古川日出男『LOVE』

LOVE

LOVE

 一読して「こいつは凄い」、と思った。だがその凄さがどういうものなのかは私の貧弱な言葉ではとても言い表せない。そこで厚かましくもベンヤミンの卓抜な思考の断片を拝借することにした。

都市が一様だというのは見かけだけのことにすぎない。それどころか、その名前さえ、都市の地区ごとにその響きを変えてしまう。夢の中を別とすれば、それぞれの都市においてほど境界という現象がそれ本来の姿で経験されうる場所はほかにない。その町を知っているということは、高架沿いや家々の間や公園の中や川岸沿いを走る境目としてのあのいくつもの線を知っているということ、そしてこれらの境界とともに、さまざまな領域の飛び地をも知っているということにほかならない。境界は〔まるで別の世界への〕敷居のように街路の上を走っている。そこからは、虚空へ一歩踏み出してしまったときのように、まるでそれに気づかないままに低い階段に足を踏み出してしまいでもしたかのように、ある新たな区域が始まるのである。 [C3,3
ヴァルター・ベンヤミン『パサージュ論Ⅰ パリの原風景』岩波書店今村仁司・他訳p.173)

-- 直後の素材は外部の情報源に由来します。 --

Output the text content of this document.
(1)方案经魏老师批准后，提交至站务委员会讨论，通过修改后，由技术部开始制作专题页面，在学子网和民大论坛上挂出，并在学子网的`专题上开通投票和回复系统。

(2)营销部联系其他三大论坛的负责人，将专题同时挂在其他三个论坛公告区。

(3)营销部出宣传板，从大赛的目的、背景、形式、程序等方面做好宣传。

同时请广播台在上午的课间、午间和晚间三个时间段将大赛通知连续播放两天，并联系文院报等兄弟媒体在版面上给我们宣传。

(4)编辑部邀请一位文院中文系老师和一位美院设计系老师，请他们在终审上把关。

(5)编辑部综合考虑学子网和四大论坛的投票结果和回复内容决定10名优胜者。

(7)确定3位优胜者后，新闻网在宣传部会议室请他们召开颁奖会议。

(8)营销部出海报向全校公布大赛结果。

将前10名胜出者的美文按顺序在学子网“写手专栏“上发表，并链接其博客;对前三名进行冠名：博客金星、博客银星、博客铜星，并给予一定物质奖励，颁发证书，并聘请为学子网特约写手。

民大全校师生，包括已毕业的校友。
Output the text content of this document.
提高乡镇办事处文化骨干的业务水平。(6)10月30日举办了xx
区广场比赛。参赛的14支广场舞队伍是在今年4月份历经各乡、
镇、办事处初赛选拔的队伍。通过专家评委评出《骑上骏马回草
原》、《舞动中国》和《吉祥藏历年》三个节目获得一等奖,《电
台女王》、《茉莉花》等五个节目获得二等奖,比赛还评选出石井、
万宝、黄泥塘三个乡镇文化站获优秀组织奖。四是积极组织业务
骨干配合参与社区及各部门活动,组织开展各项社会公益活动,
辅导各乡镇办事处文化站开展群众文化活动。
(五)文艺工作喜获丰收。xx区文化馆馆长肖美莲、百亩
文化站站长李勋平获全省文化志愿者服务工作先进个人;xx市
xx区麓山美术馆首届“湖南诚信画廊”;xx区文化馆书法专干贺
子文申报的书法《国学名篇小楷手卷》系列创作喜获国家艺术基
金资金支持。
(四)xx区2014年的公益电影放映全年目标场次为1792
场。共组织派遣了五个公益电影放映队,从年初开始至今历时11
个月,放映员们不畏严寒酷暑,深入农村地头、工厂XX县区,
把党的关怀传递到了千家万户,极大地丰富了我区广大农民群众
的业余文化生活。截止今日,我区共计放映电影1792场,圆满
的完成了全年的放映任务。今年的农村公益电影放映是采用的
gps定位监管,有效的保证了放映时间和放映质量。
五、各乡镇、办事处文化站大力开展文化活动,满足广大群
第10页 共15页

 都市が一様ではないように、人の生もまた一様ではない。いずれの多様性(一貫性・統一性の欠如)も絶え間なく「境界」を越えることによって成り立っている。ベンヤミンの言うように、そのことが本来的に経験されうる場所が都市であり夢の中だとするならば、「〈小説という夢〉の中の都市」こそ本来もっとも強度な越境の体験を提供してくれるはずではないか。この小説は、そのことを示す好個にして最良の例のひとつである。